Saturday, June 13, 2015

A Silk Road for Agricultural Investment

China plans to mesh its foreign agricultural investment with its "new silk road" strategy to reshape global agricultural trade.

The new silk road, or "one belt, one road" strategy was one of the themes at the "2015 China Agri-Business Development Forum" held at China Agricultural University on June 1. (The other theme was e-commerce, another potential game-changer in agriculture.) Several speeches laid out a strategy of proactively developing new suppliers for China's agricultural needs, facilitated by Chinese investment in production, logistics, storage, trading and infrastructure.

Tractors presented to Tajikistan as part of a Textile Industry Park project.

"China now needs a new strategy [to] maintain sovereignty...and occupy the commanding heights of international agricultural competition," said Cheng Guoqiang, one of China's top agricultural trade strategists. He continued: "'One belt, one road' is an opportunity to reshape the rules of agriculture and maintain stability."

As China imports more agricultural commodities, officials don't plan to passively buy from the international market. They have an ambitious vision to reconfigure agricultural trade by developing new suppliers, building new trade routes, and creating strong Chinese companies to control the trade.

The Chinese vision is to share Chinese technology, infrastructure, and experience in agriculture in various types of environments to improve yields in places like Central Asia. A China Agricultural University professor explained that agricultural "going out" encompasses technical exchange and trading in addition to buying land. The meeting emphasized that China has common concerns about food security with countries along the "one belt, one road", and "grain cooperation" could be a key link for what could be called a "community of interests" or a "community of destiny."

The dominant role of the United States in global agriculture and its Trans-Pacific Partnership initiative are likely an unspoken factor in the background in this Chinese pivot to its west. According to the article, "one belt, one road" countries accounted for about 18% of China's agricultural imports last year. They don't mention it, but that happens to be about equal to the share imported from the United States, China's largest supplier.

In April, Farmers Daily explained that the ancient silk road was once an important conduit for exchange of agricultural products and technologies, and China's "going out" and "coming in" in agriculture is "once again ready to shine."

Farmers Daily said "one belt, one road" countries include some grain exporters like Kazakhstan and Russia that are potential sources for China's "grain import diversification." Since the “one belt, one road” initiative was proposed, Chinese leaders have made many visits to countries along the road and signed agreements with Kazakhstan, Tajikistan, and Kyrgyzstan.
Tajikistan President signs Chinese agricultural textile industry park deal in December 2014.

On April 28, China announced the first "National-Level Foreign Agricultural Industry Park" on the Russia-Heilongjiang border. The park was established in 2004 by Heilongjiang Dongning Huaxin Group and reportedly has 68,000 hectares of cropland and livestock processing with investment of $120 million.

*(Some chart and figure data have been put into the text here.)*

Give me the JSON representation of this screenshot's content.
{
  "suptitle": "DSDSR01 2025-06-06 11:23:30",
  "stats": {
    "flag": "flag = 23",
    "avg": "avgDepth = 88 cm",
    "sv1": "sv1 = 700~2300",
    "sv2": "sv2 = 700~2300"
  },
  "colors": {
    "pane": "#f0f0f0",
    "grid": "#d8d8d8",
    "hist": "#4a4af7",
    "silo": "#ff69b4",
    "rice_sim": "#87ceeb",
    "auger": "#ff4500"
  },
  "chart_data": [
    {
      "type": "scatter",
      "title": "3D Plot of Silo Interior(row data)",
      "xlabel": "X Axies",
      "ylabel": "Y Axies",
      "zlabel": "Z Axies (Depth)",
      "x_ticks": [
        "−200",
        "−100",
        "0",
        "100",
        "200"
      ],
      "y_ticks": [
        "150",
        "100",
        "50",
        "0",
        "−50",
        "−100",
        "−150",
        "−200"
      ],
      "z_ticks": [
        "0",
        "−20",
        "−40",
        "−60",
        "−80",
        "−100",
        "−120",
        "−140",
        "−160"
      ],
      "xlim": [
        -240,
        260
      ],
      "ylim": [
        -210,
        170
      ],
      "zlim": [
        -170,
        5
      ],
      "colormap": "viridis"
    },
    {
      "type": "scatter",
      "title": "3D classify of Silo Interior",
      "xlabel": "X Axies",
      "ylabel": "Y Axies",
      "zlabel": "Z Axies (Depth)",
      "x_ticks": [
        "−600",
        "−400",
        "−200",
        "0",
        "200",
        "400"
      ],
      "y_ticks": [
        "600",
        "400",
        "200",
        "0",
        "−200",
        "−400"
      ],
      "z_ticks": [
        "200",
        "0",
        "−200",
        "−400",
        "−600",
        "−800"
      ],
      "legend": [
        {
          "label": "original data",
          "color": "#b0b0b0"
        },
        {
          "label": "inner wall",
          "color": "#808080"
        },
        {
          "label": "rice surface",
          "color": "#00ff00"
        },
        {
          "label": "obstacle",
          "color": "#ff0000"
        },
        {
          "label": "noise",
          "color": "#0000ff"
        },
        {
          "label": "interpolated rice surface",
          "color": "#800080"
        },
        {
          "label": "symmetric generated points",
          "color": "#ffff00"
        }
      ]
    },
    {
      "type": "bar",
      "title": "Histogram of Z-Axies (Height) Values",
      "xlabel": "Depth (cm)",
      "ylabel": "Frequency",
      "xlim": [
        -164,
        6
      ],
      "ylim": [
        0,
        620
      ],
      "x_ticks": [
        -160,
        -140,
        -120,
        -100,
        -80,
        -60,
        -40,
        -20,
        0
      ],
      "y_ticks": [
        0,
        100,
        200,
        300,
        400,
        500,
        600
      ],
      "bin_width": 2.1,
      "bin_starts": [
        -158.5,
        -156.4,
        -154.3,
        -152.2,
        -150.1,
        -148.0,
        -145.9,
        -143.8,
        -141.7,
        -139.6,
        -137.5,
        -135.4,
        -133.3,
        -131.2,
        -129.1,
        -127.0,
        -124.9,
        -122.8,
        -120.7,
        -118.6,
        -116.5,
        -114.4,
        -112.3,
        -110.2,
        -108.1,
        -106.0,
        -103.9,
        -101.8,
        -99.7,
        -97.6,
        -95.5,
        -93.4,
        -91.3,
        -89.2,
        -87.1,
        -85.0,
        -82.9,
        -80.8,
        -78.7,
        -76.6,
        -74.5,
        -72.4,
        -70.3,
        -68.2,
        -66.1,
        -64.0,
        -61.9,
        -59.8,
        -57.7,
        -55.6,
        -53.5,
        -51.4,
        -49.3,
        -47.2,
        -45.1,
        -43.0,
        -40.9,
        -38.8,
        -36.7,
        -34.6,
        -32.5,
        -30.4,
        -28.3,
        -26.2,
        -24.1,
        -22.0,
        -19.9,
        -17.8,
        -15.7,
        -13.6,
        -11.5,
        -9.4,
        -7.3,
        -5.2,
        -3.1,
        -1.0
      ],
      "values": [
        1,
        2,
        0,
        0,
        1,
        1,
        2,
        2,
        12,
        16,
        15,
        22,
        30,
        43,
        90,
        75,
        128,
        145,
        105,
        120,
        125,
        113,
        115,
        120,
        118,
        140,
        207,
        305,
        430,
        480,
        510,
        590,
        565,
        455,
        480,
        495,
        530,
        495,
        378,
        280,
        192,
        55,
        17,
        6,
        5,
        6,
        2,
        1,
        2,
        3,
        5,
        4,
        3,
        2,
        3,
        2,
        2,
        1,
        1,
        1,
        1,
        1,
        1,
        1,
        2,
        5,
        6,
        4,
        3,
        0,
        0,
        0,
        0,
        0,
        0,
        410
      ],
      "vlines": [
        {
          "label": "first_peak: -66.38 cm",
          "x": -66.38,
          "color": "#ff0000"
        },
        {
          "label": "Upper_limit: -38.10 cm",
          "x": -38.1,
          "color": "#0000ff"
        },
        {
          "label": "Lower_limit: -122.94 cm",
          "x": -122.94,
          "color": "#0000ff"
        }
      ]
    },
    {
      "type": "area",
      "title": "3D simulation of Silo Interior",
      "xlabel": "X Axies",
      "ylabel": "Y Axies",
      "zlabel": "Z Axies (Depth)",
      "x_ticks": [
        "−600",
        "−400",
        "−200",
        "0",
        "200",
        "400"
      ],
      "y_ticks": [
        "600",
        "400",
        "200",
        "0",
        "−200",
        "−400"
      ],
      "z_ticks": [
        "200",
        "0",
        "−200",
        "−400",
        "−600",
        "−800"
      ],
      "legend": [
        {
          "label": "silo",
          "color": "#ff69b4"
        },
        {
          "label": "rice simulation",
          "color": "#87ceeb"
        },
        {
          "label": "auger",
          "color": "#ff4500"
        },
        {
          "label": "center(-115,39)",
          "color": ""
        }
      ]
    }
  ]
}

"Agricultural 'going out' is not just going overseas to 'cultivate land,'” said Farmers Daily. It is also investment in up- and down-stream industries like processing, logistics, storage and seed; strengthening cooperation in grain, ocean fishing and other key industries; and nurturing a set of large internationally competitive multinational companies. It also involves building a transportation network to link up Asia with Europe and Africa to reduce logistics costs and remove bottlenecks to moving agricultural products.

And all this needs to be financed. Loans from the Asian Infrastructure Investment Bank, BRIC Development Bank, Shanghai Cooperation Bank, and Silk Road Investment Fund are four financing "platforms," supplemented by provincial funds, other banks and investors.

State-owned commercial banks are also in the act. The Agricultural Bank of China promises to support Chinese companies "going out" to propel the "one belt, one road" initiative. The bank says it has already set up a work mechanism for this task, "paying close attention to the government's foreign investment strategy in agriculture, energy, and transportation." The bank is compiling a catalog of potential investments, setting aside funds for companies "going out," and expanding export insurance and other risk management products. The Agricultural Bank has signed an agreement on agricultural investment with the Tajikistan Agricultural Investment Bank. The bank is lending $60 million for a railroad to Tajikistan and 20 million Euros for an infant formula factory in France.

"With people, money, land, infrastructure, 'one road, one belt' can be called the 'east wind' for China’s agricultural 'going out,'” said Farmers Daily.

In March, agricultural officials of Shaanxi Province held a meeting with business leaders where they heard that agriculture is an important area for developing economic cooperation in Central Asia under the new silk road initiative. Leaders of 14 companies, including Haisheng Fruit Development Co.--the leading supplier of apple juice concentrate--heard about opportunities and support policies for "going out." Each company explained their experience with foreign investment, plans and difficulties they face. Jiangxi Province had a similar meeting in April.

At the Agricultural Development Forum, Cheng Guoqiang said Kazakhstan has great potential to produce more wheat since its average yield is only one-fifth that of China. Let's hope China is aware of the Aral Sea disaster that shows the consequences of short-sighted crop production in an arid region.